7.) I am not convinced about your line of "covering up Putinesque losses", since I suspect that many Israeli's are likely aware of the significant uptick on casualties (mostly WIA thus far), and are willing to accept that as a price.
Maybe, but the IDF clearly doesn't agree if they're hiding casualties instead of announcing them openly as they come out. Also if they're hiding the number of wounded then it's hardly out of the question that they're also hiding the number of fatalities.
8.) What might be a bit more damning is how many of these IDF casualties which have occurred within Gaza are from "friendly fire" incidents.
Weirdly enough this is one area where I don't think IDF incompetence is the cause.

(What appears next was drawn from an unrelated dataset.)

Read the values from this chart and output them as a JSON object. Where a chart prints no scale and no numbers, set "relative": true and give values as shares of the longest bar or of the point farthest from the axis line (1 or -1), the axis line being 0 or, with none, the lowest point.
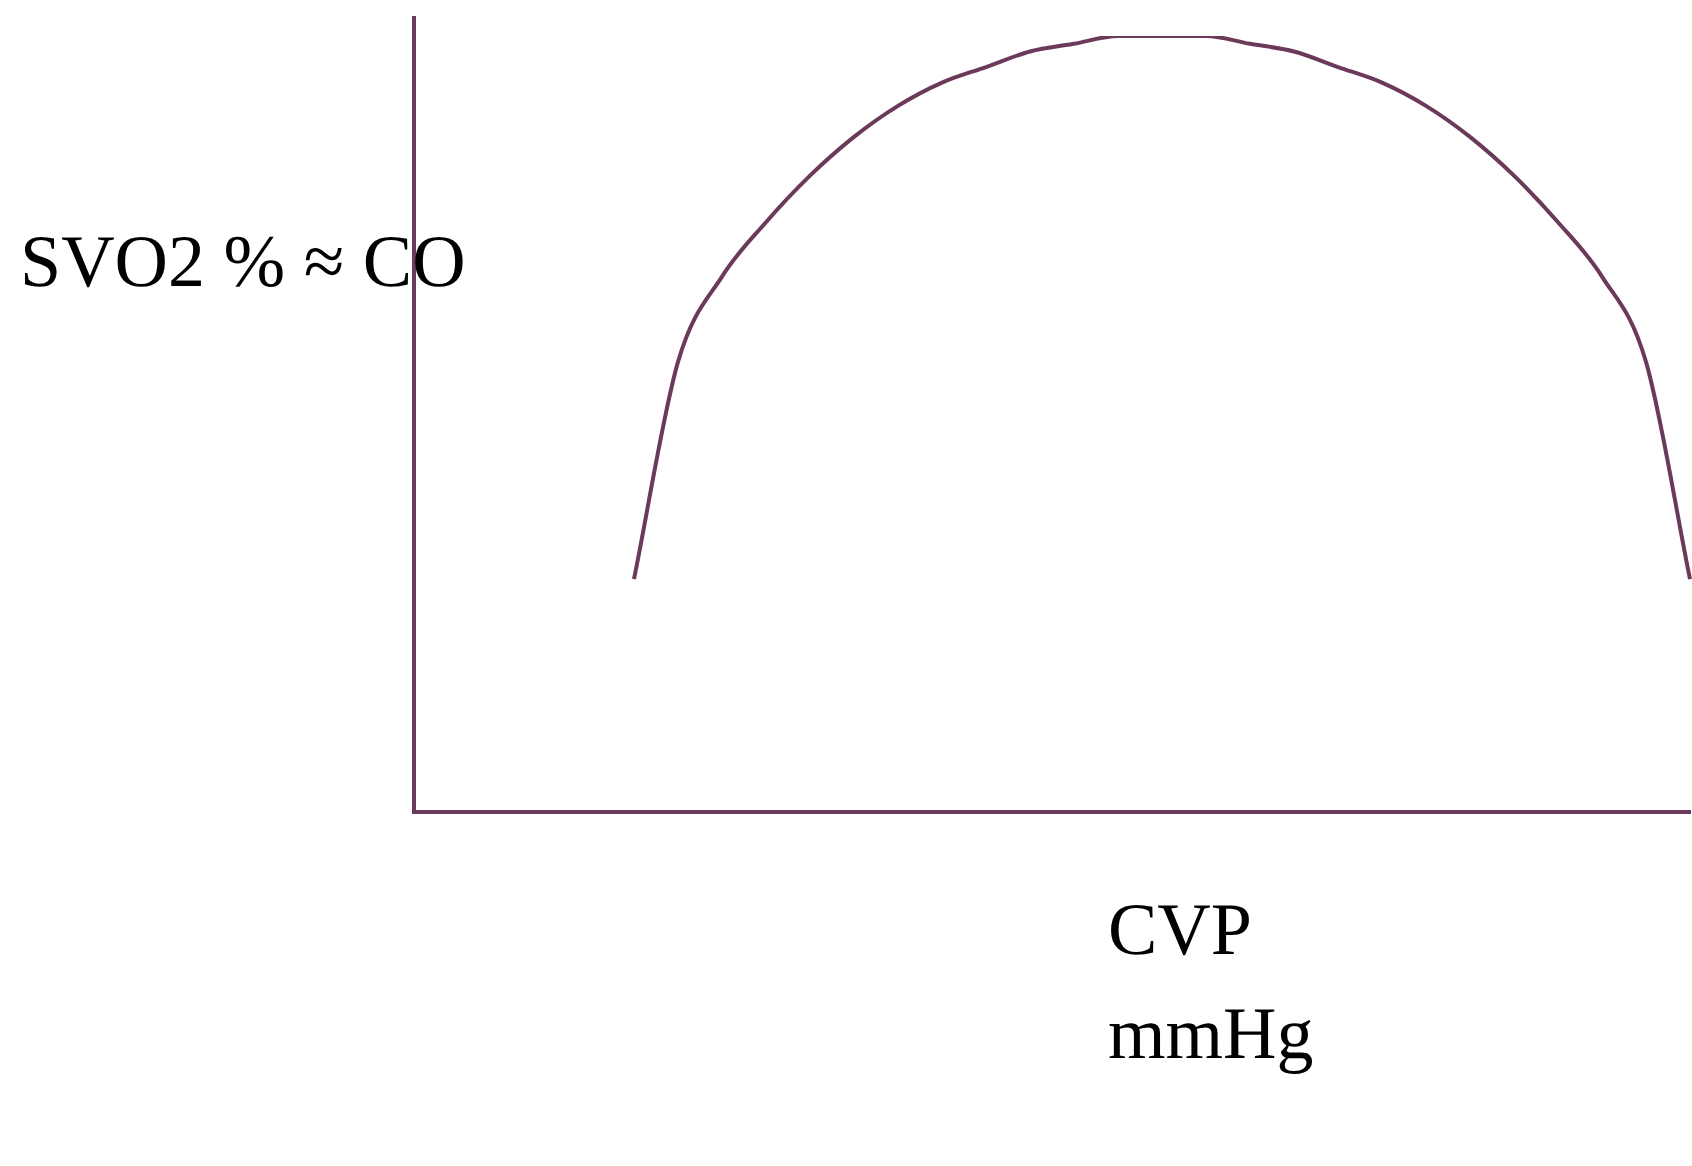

On the one hand, Hamas used IDF uniforms on Oct 7 to launch surprise attacks and it stands to reason that they'll do the same thing on the defensive. Add in a few Hebrew speaking commandos and you have a recipe for some serious
Operation Greif-style chaos in an already confusing urban combat environment. Additionally, Hamas seems to be replicating the tactics pioneered by Hezbollah in 2006: sudden, extremely close range urban ambushes where the IDF has to choose between hitting their own troops with their fire support or abandoning it entirely. As one Israeli commander put it,
“They emerged from tunnels, surrounding us, launching rocket-propelled grenades at us, and attempting to approach our armoured personnel carriers to set explosives,” said the battalion’s commander, Lt Col Tomer Greenberg, speaking to Israeli media after the engagement.
In that sort of situation it's very difficult to avoid friendly fire. There's also a less generous explanation:
the Hannibal Directive, which authorizes the IDF to use deadly force against their own captives to prevent them from being used as bargaining chips. While the directive has been
officially revoked there are growing indications that it has been applied more than once over the course of this war even if not by name. In the PR centric war being fought, it's hard to imagine an event more calamitous to the IDF's "image of victory" than a soldier sent to Gaza getting captured, and before any significant hostage rescue at that. In such a situation they'd rather obliterate the entire area with as much firepower as possible rather than allowing Hamas to drag fresh hostages into a tunnel to be put on camera.